Internationaler Workshop zur
Verbzweit-Stellung, 24. – 26. Juli 2015
Bergische Universität Wuppertal
Erste Informationen:
  • Veranstaltungsort: Bergische Universität Wuppertal
  • Fr 24.7.2015: Campus Freudenberg, Vortragsraum Gästehaus
  • Sa 25.7.2015: Campus Freudenberg, Vortragsraum Gästehaus
  • So 26.7.2015: Campus Grifflenberg, B.06.01


Inhaltlicher Rahmen:
  • Die Voranstellung des finiten Verbs in den germanischen Sprachen wird als V2-Phänomen bezeichnet. Speziell im Deutschen lässt sich als grobe Generalisierung feststellen, dass das finite Verb im Hauptsatz in Erst- oder Zweitposition auftritt (1), während es sich im Nebensatz in Endposition befindet (2):
    (1) a. Hat Karl gestern seinem Freund ein Buch geschenkt?
    b. [Seinem Freund] hat Karl gestern ein Buch geschenkt.
    c. Wem hat Karl gestern ein Buch geschenkt?
    (2) a. (Maria meint,) dass Karl gestern seinem Freund ein Buch geschenkt hat.
    b. (Dort steht der Mann, ) dem Fritz gestern ein Buch geschenkt hat.
    c. (Allen ist unklar, ) wem Karl gestern ein Buch geschenkt hat.
    Die Frage nach dem Status von Hauptsätzen und ihrer Fähigkeit, Sprecherintentionen in Diskurssituationen zu verankern und damit illokutive Kraft zu entfalten, scheint eng mit der Voranstellung des finiten Verbs zusammenzuhängen. Für Nebensätze, die i. d. R. Verbend-Stellung aufweisen, gilt dies nicht.

    So ist das Behaupten (mit Deklarativsätzen), das Stellen von Entscheidungs- und Ergänzungsfragen (mit Interrogativsätzen) und die direkte Aufforderung (mit Imperativsätzen) nur mit vorangestelltem finiten Verb möglich. Strukturen mit Verbend-Stellung besitzen diese Sprechakt-Eigenschaft i. d.
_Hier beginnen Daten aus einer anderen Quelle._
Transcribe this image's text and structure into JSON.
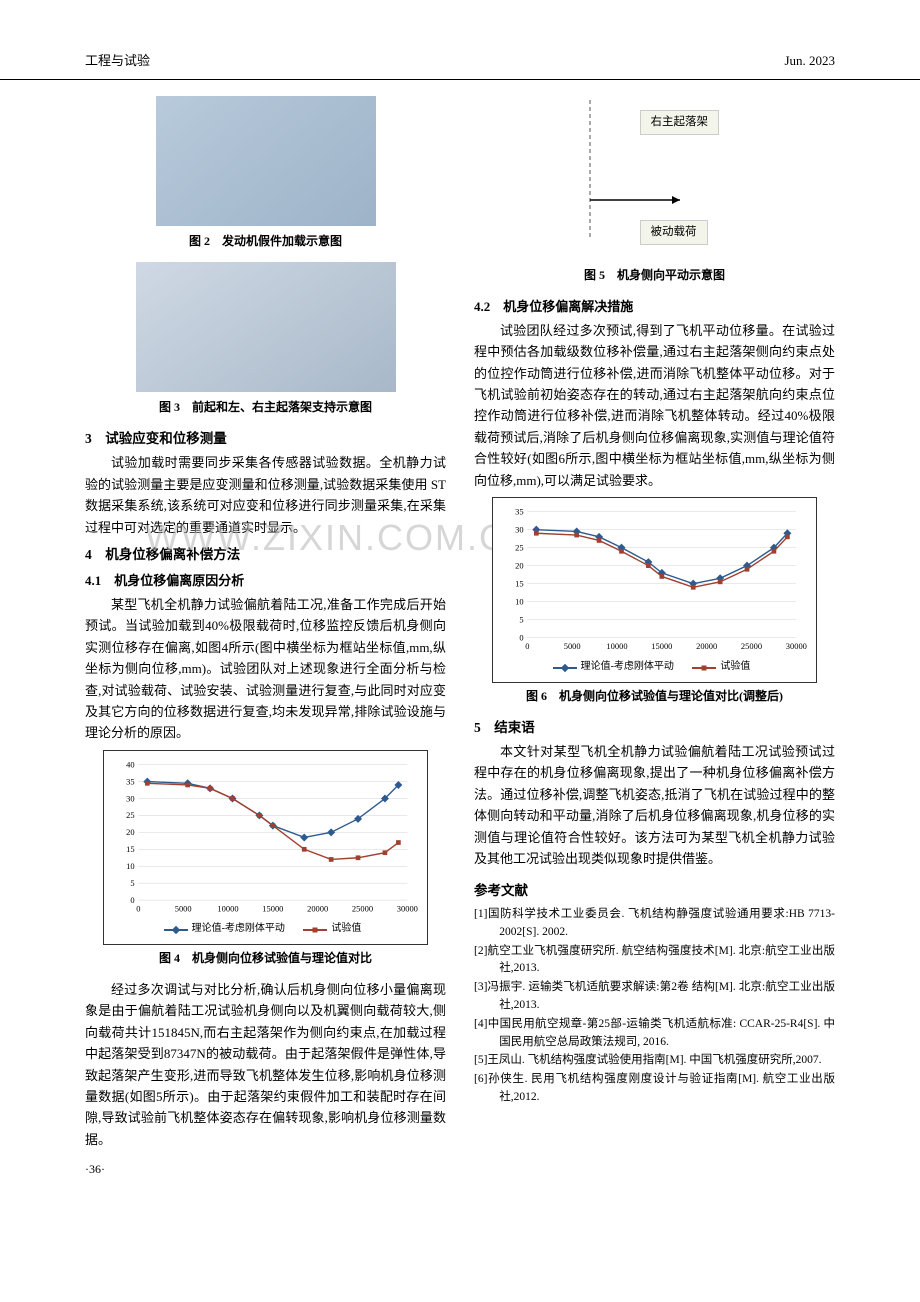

R. nicht.

    Finitheit als Komplex der flexionsmorphologischen Markierungen für Person, Numerus, Tempus und Modus eröffnet dabei dreierlei Möglichkeiten:
    1.die Prädikationsrelation zwischen Subjekt und Prädikat,
    2.die Verschiebung des ausgedrückten Ereignisses in der Zeit,
    3.die Verschiebung des ausgedrückten Ereignisses von der Wirklichkeit in (nur mögliche) Alternativwelten.
    Die Kategorie Finitheit ist damit der grammatikalisierte Reflex der kognitiven Fähigkeit des Menschen, Ereignisstrukturen losgelöst von der aktuellen Äußerungssituation auf zeitlich versetzte und mögliche (nicht-wirkliche) Zusammenhänge zu projizieren.

    Dass die Voranstellung des finiten Verbs im Satz darüber hinaus u. a. die Aktualisierung illokutiver Funktionen steuert, wird ein zentraler Aspekt des Workshops sein -- vor allem, weil auch in gewissen eingebetteten Sätzen das V2-Phänomen auftritt, eingebettete Sätze i. d. R. aber keine Illokution besitzen:
    (3) a. (Maria meint,) dass Karl gestern seinem Freund ein Buch geschenkt habe.
    b. (Maria meint,) Karl habe gestern seinem Freund ein Buch geschenkt.
    (4) a. (Karl hat ein Auto,) das ganz verbeult ist.
    b. (Karl hat ein Auto,) das ist ganz verbeult.
    Dass diese Verbstellungsoptionen aber nicht generell verfügbar sind, zeigen die folgenden Beispiele:
    (5) a. (Maria hat übersehen,) dass Karl gestern seinem Freund ein Buch geschenkt hat.
    b. *(Maria hat übersehen,) Karl hat gestern seinem Freund ein Buch geschenkt.
    (6) a. (Karl kennt jede Zeitschrift,) die über den G7-Gipfel berichtet hat.
    b. *(Karl kennt jede Zeitschrift,) die hat über den G7-Gipfel berichtet.
    Der Workshop thematisiert diese zentralen Fragen über die kognitive Ausstattung des Menschen und die damit verbundenen epistemischen und kommunikativen Funktionen und setzt sie in Relation zu den grammatischen Formen, die sich im Sprachsystem niedergeschlagen haben.